The Chilean region of Aysén has 19 fishing coves operated by artisanal fishermen who depend on fish –sea urchin in northern Aysén, southern hake and other species in central Aysén– for their livelihoods. The conservation status of these resources and the precarious existence led by the fishermen are a cause for concern.
The climate crisis has raised seawater temperatures, causing changes in marine wildlife. We do not know for certain how ocean resources are faring in the face of such abrupt shifts.
These circumstances call for new technologies enabling fishermen to actively monitor their fisheries management zones; for example, for seawater temperature, a factor that directly impacts fish behavior. This would improve fishing opportunities and sustainable resource management by artisanal fishermen. In addition, the region can make a valuable contribution to marine research. Because of its subantarctic influence, scientists regard Aysén as highly suitable for the study of biodiversity and climate change. What is the region’s actual biological productivity? What effect is the climate crisis having on its structure?
Plenty of ocean research technology and equipment exists, but it tends to be costly and often unaffordable to local researchers and to the communities that depend on marine resources. What we propose is an inexpensive tester probe based on affordable, reusable, easily-configured Arduino boards and compatible sensors, focusing on physical and chemical seawater parameters of importance to commercial fishing and to several fields of study. Sensor, electronic and waterproofing systems have performed well in preliminary testing conducted in riverine and lacustrine settings.
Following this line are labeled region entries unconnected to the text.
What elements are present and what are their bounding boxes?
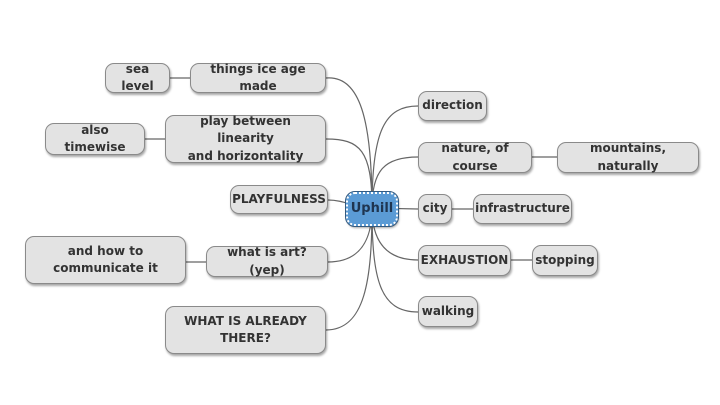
node-mountains-naturally[interactable]: mountains, naturally: [557, 141, 699, 173]
node-nature-of-course[interactable]: nature, of course: [418, 141, 532, 173]
node-what-is-art[interactable]: what is art? (yep): [206, 245, 328, 277]
node-sea-level[interactable]: sea level: [105, 62, 170, 93]
node-exhaustion[interactable]: EXHAUSTION: [418, 245, 511, 276]
connector: [325, 138, 373, 209]
node-walking[interactable]: walking: [418, 296, 478, 327]
node-infrastructure[interactable]: infrastructure: [473, 194, 572, 224]
node-how-to-communicate[interactable]: and how to communicate it: [25, 236, 186, 284]
root-node-uphill[interactable]: Uphill: [345, 191, 399, 227]
connector: [371, 207, 419, 313]
node-direction[interactable]: direction: [418, 91, 487, 121]
node-what-is-already-there[interactable]: WHAT IS ALREADY THERE?: [165, 306, 326, 354]
node-city[interactable]: city: [418, 194, 452, 224]
node-also-timewise[interactable]: also timewise: [45, 123, 145, 155]
node-things-ice-age-made[interactable]: things ice age made: [190, 62, 326, 93]
node-play-between-linearity[interactable]: play between linearity and horizontality: [165, 114, 326, 163]
node-stopping[interactable]: stopping: [532, 245, 598, 276]
connector: [325, 77, 373, 209]
connector: [371, 105, 419, 209]
node-playfulness[interactable]: PLAYFULNESS: [230, 185, 328, 214]
connector: [325, 207, 373, 331]
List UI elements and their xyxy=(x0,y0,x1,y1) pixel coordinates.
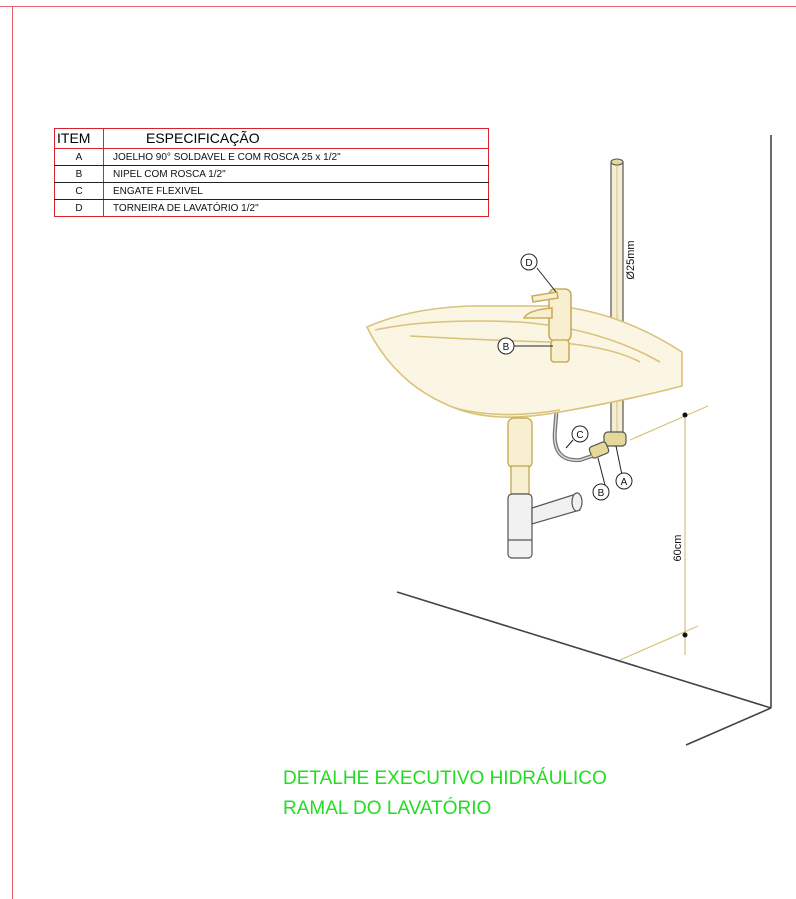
p-trap xyxy=(507,492,583,559)
dimension-tick-bottom xyxy=(682,632,688,638)
frame-left-line xyxy=(12,6,13,899)
dimension-lines xyxy=(619,405,709,661)
callout-b2-circle xyxy=(592,483,610,501)
callout-d-circle xyxy=(520,253,538,271)
callouts xyxy=(497,253,633,501)
fittings xyxy=(588,431,627,459)
callout-b2-label: B xyxy=(598,488,605,499)
frame-top-line xyxy=(0,6,796,7)
table-row: D TORNEIRA DE LAVATÓRIO 1/2" xyxy=(54,199,489,217)
drain-trap xyxy=(507,417,533,495)
pipe-top xyxy=(610,158,624,166)
row-spec: TORNEIRA DE LAVATÓRIO 1/2" xyxy=(103,199,489,217)
drawing-title-line1: DETALHE EXECUTIVO HIDRÁULICO xyxy=(283,768,607,789)
callout-a-label: A xyxy=(621,477,628,488)
callout-b1-circle xyxy=(497,337,515,355)
nipple-fitting xyxy=(588,441,610,459)
height-label: 60cm xyxy=(672,535,684,562)
flexible-hose-highlight xyxy=(554,367,593,461)
floor-right-line xyxy=(685,707,772,746)
faucet-thread xyxy=(550,339,570,363)
sink-basin xyxy=(365,305,683,418)
callout-b2-leader xyxy=(597,457,606,486)
drain-tailpiece xyxy=(507,417,533,469)
callout-letters: D B C B A xyxy=(503,258,628,499)
callout-a-leader xyxy=(615,445,623,476)
callout-c-circle xyxy=(571,425,589,443)
basin-bowl-line xyxy=(409,335,641,363)
floor-wall-line xyxy=(396,591,772,709)
drawing-title-line2: RAMAL DO LAVATÓRIO xyxy=(283,798,492,819)
basin-underside xyxy=(454,407,561,416)
specification-table: ITEM ESPECIFICAÇÃO A JOELHO 90° SOLDAVEL… xyxy=(54,128,489,217)
callout-c-leader xyxy=(565,439,574,449)
basin-outline xyxy=(365,305,683,418)
table-row: A JOELHO 90° SOLDAVEL E COM ROSCA 25 x 1… xyxy=(54,148,489,166)
faucet xyxy=(522,288,572,363)
dimension-extension-bottom xyxy=(619,625,699,661)
dimension-extension-top xyxy=(629,405,709,441)
elbow-fitting xyxy=(603,431,627,447)
trap-outlet xyxy=(571,492,583,512)
callout-d-label: D xyxy=(525,258,532,269)
faucet-lever xyxy=(531,291,559,303)
faucet-spout xyxy=(522,307,553,319)
callout-a-circle xyxy=(615,472,633,490)
dimension-tick-top xyxy=(682,412,688,418)
callout-c-label: C xyxy=(576,430,583,441)
callout-d-leader xyxy=(536,267,557,293)
trap-body xyxy=(507,493,533,559)
callout-b1-label: B xyxy=(503,342,510,353)
pipe-diameter-label: Ø25mm xyxy=(625,240,637,279)
drain-connector xyxy=(510,465,530,495)
room-lines xyxy=(396,135,772,746)
header-item: ITEM xyxy=(54,128,104,149)
basin-rim-inner xyxy=(374,320,661,363)
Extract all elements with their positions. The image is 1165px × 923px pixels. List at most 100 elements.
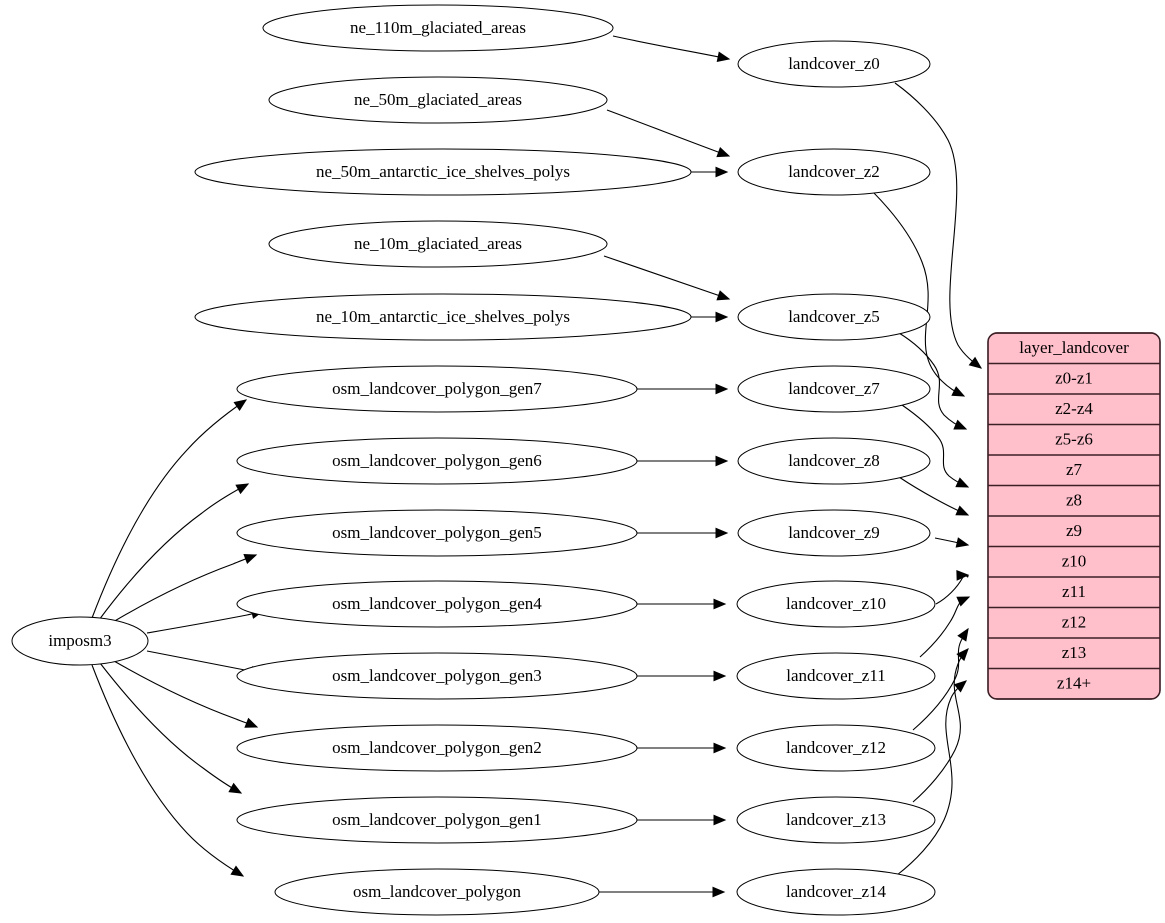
table-row-label: z13 xyxy=(1062,643,1087,662)
table-row-z11[interactable]: z11 xyxy=(988,576,1160,601)
node-osm_landcover_polygon_gen3[interactable]: osm_landcover_polygon_gen3 xyxy=(236,652,638,700)
edge-ne_10m_glaciated_areas-to-landcover_z5 xyxy=(603,255,731,301)
edge-path xyxy=(98,483,249,621)
arrow-head xyxy=(235,483,250,495)
arrow-head xyxy=(715,527,729,539)
node-label-ne_10m_glaciated_areas: ne_10m_glaciated_areas xyxy=(354,234,522,253)
table-row-label: z14+ xyxy=(1057,674,1091,693)
table-row-z10[interactable]: z10 xyxy=(988,545,1160,571)
table-row-z5-z6[interactable]: z5-z6 xyxy=(988,423,1160,449)
node-label-landcover_z5: landcover_z5 xyxy=(788,307,880,326)
table-row-z9[interactable]: z9 xyxy=(988,515,1160,540)
table-row-z8[interactable]: z8 xyxy=(988,484,1160,510)
table-row-z7[interactable]: z7 xyxy=(988,454,1160,479)
edge-landcover_z13-to-table_row_9 xyxy=(912,648,969,803)
node-ne_10m_antarctic_ice_shelves_polys[interactable]: ne_10m_antarctic_ice_shelves_polys xyxy=(194,293,692,341)
node-landcover_z13[interactable]: landcover_z13 xyxy=(736,796,936,844)
node-landcover_z8[interactable]: landcover_z8 xyxy=(737,437,931,485)
node-landcover_z2[interactable]: landcover_z2 xyxy=(737,148,931,196)
node-osm_landcover_polygon_gen1[interactable]: osm_landcover_polygon_gen1 xyxy=(236,796,638,844)
node-osm_landcover_polygon_gen6[interactable]: osm_landcover_polygon_gen6 xyxy=(236,437,638,485)
node-shape-landcover_z2 xyxy=(737,148,931,196)
edge-landcover_z7-to-table_row_3 xyxy=(901,404,970,488)
arrow-head xyxy=(716,51,731,62)
node-osm_landcover_polygon[interactable]: osm_landcover_polygon xyxy=(274,868,600,916)
node-landcover_z7[interactable]: landcover_z7 xyxy=(737,365,931,413)
node-shape-imposm3 xyxy=(11,616,149,666)
table-row-label: z10 xyxy=(1062,552,1087,571)
node-landcover_z11[interactable]: landcover_z11 xyxy=(736,652,936,700)
node-osm_landcover_polygon_gen5[interactable]: osm_landcover_polygon_gen5 xyxy=(236,509,638,557)
layer-landcover-table[interactable]: layer_landcoverz0-z1z2-z4z5-z6z7z8z9z10z… xyxy=(987,332,1161,700)
edge-imposm3-to-osm_landcover_polygon_gen2 xyxy=(113,660,259,728)
arrow-head xyxy=(713,742,727,754)
edge-path xyxy=(99,662,242,794)
edge-osm_landcover_polygon-to-landcover_z14 xyxy=(598,886,726,898)
node-label-ne_110m_glaciated_areas: ne_110m_glaciated_areas xyxy=(350,18,526,37)
node-ne_50m_glaciated_areas[interactable]: ne_50m_glaciated_areas xyxy=(268,76,608,124)
node-landcover_z5[interactable]: landcover_z5 xyxy=(737,293,931,341)
table-row-label: z0-z1 xyxy=(1055,369,1093,388)
node-osm_landcover_polygon_gen2[interactable]: osm_landcover_polygon_gen2 xyxy=(236,724,638,772)
node-label-osm_landcover_polygon_gen2: osm_landcover_polygon_gen2 xyxy=(332,738,542,757)
arrow-head xyxy=(953,680,967,693)
node-shape-landcover_z12 xyxy=(736,724,936,772)
node-landcover_z9[interactable]: landcover_z9 xyxy=(737,509,931,557)
node-ne_50m_antarctic_ice_shelves_polys[interactable]: ne_50m_antarctic_ice_shelves_polys xyxy=(194,148,692,196)
edge-landcover_z9-to-table_row_5 xyxy=(934,537,970,548)
nodes-layer: imposm3 ne_110m_glaciated_areas ne_50m_gla… xyxy=(11,4,936,916)
arrow-head xyxy=(228,782,243,794)
node-landcover_z0[interactable]: landcover_z0 xyxy=(737,40,931,88)
table-row-label: z8 xyxy=(1066,491,1082,510)
node-label-landcover_z8: landcover_z8 xyxy=(788,451,880,470)
edge-osm_landcover_polygon_gen4-to-landcover_z10 xyxy=(637,598,727,610)
edge-path xyxy=(606,109,730,157)
arrow-head xyxy=(230,865,245,877)
node-shape-osm_landcover_polygon_gen2 xyxy=(236,724,638,772)
node-shape-landcover_z0 xyxy=(737,40,931,88)
edge-osm_landcover_polygon_gen2-to-landcover_z12 xyxy=(636,742,727,754)
table-row-label: z12 xyxy=(1062,613,1087,632)
node-imposm3[interactable]: imposm3 xyxy=(11,616,149,666)
node-label-landcover_z13: landcover_z13 xyxy=(786,810,886,829)
edge-imposm3-to-osm_landcover_polygon_gen4 xyxy=(146,608,265,634)
node-label-osm_landcover_polygon_gen6: osm_landcover_polygon_gen6 xyxy=(332,451,542,470)
table-row-z0-z1[interactable]: z0-z1 xyxy=(988,362,1160,388)
node-landcover_z12[interactable]: landcover_z12 xyxy=(736,724,936,772)
table-row-z2-z4[interactable]: z2-z4 xyxy=(988,393,1160,418)
table-row-z12[interactable]: z12 xyxy=(988,606,1160,632)
node-ne_110m_glaciated_areas[interactable]: ne_110m_glaciated_areas xyxy=(262,4,614,52)
node-landcover_z10[interactable]: landcover_z10 xyxy=(736,580,936,628)
arrow-head xyxy=(955,477,970,488)
node-osm_landcover_polygon_gen4[interactable]: osm_landcover_polygon_gen4 xyxy=(236,580,638,628)
edge-osm_landcover_polygon_gen5-to-landcover_z9 xyxy=(637,527,729,539)
node-label-landcover_z0: landcover_z0 xyxy=(788,54,880,73)
node-label-osm_landcover_polygon_gen3: osm_landcover_polygon_gen3 xyxy=(332,666,542,685)
node-label-landcover_z12: landcover_z12 xyxy=(786,738,886,757)
arrow-head xyxy=(243,554,258,565)
node-shape-osm_landcover_polygon_gen3 xyxy=(236,652,638,700)
node-label-landcover_z2: landcover_z2 xyxy=(788,162,880,181)
edge-imposm3-to-osm_landcover_polygon_gen7 xyxy=(91,399,248,619)
node-label-landcover_z9: landcover_z9 xyxy=(788,523,880,542)
node-osm_landcover_polygon_gen7[interactable]: osm_landcover_polygon_gen7 xyxy=(236,365,638,413)
node-label-imposm3: imposm3 xyxy=(48,631,111,650)
node-ne_10m_glaciated_areas[interactable]: ne_10m_glaciated_areas xyxy=(268,220,608,268)
node-shape-osm_landcover_polygon_gen5 xyxy=(236,509,638,557)
edge-landcover_z8-to-table_row_4 xyxy=(898,476,970,516)
node-label-landcover_z11: landcover_z11 xyxy=(786,666,885,685)
node-shape-osm_landcover_polygon_gen1 xyxy=(236,796,638,844)
node-shape-landcover_z9 xyxy=(737,509,931,557)
table-row-z14plus[interactable]: z14+ xyxy=(988,667,1160,693)
edge-path xyxy=(894,82,982,369)
edge-path xyxy=(146,610,264,634)
node-shape-landcover_z14 xyxy=(736,868,936,916)
node-label-ne_50m_glaciated_areas: ne_50m_glaciated_areas xyxy=(354,90,522,109)
arrow-head xyxy=(953,419,968,430)
table-row-z13[interactable]: z13 xyxy=(988,637,1160,662)
arrow-head xyxy=(713,814,727,826)
node-landcover_z14[interactable]: landcover_z14 xyxy=(736,868,936,916)
node-shape-osm_landcover_polygon xyxy=(274,868,600,916)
These solutions could help improve living conditions in local communities reliant on sensitive marine resources being impacted by the climate crisis and extractive activities. They could also help understand how –or whether- ecosystems are adapting, in an unprecedented “citizen science” partnership between fishermen and academics.This is how I came up with the idea for this project:
We are interested in finding solutions to improve the quality of life of communities that depend on marine resources for their subsistence, affected by climate change and extractive activity. Also, generate links between productive activity and the academic world through the concept of "citizen science".General and Specific Objectives
General Objective Build an inexpensive tester probe to monitor the water column. The probe should be portable, versatile, accurate, recoverable, and enable retrieval of physical and chemical parameters such as seawater temperature in order to pinpoint areas associated with commercial marine species sensitive to it. The tester probe should also be able to accommodate sensors for conductivity, turbidity, pH, redox potential (as an indicator of chemosynthesis?), dissolved oxygen, fluorescence, and turbulence. Specific Objectives • Build a low-cost submersible tester probe designed to take accurate readings. • Build an Arduino-based electronic system designed to collect temperature data using calibrated, accurate, inexpensive sensors compatible with Arduino boards. • Store time-stamped data in real time on a micro-SD or similar storage device. • Attach LCD readout to display real-time data. • Additionally, test operation of a conductivity sensor.Project results
Affordable technologies such as what we devised are crucial for exploration of ocean environments. Yet, where the resulting data could be most helpful in addressing sustainability and the connection of local communities to marine ecosystems is in the livelihood activities on which so many communities depend. Our tester probe prototypes met most of the stated objectives, including reading, recording and storing data that was both reliable and accurate. Both versions were portable and easy to handle in marine environments and both were very inexpensive compared to commercial alternatives. Our prototypes could read multiple parameters thanks to a vast assortment of Arduino-compatible, commercially available sensors. Our tests further showed that conductivity sensors are fully functional under the stated conditions, and initial testing of turbidity and turbulence sensors is now underway. With this we hope to encourage others to ask new questions, formulate new hypotheses and come up with new ways of working with citizens. Artisanal fishing communities, for example, can join with students to do citizen science and democratize knowledge. Innovative, inexpensive and inspirational technologies can improve productivity, sustainability and local living conditions and ensure a new connection with the environment, especially among young people. Evaluating and validating whether inexpensive monitoring systems can be widely adopted, thereby helping promote sound fisheries management and cooperation between academia and the community, was not part of our study. Disseminating and promoting these benefits will require a long-term effort and the commitment of all concerned.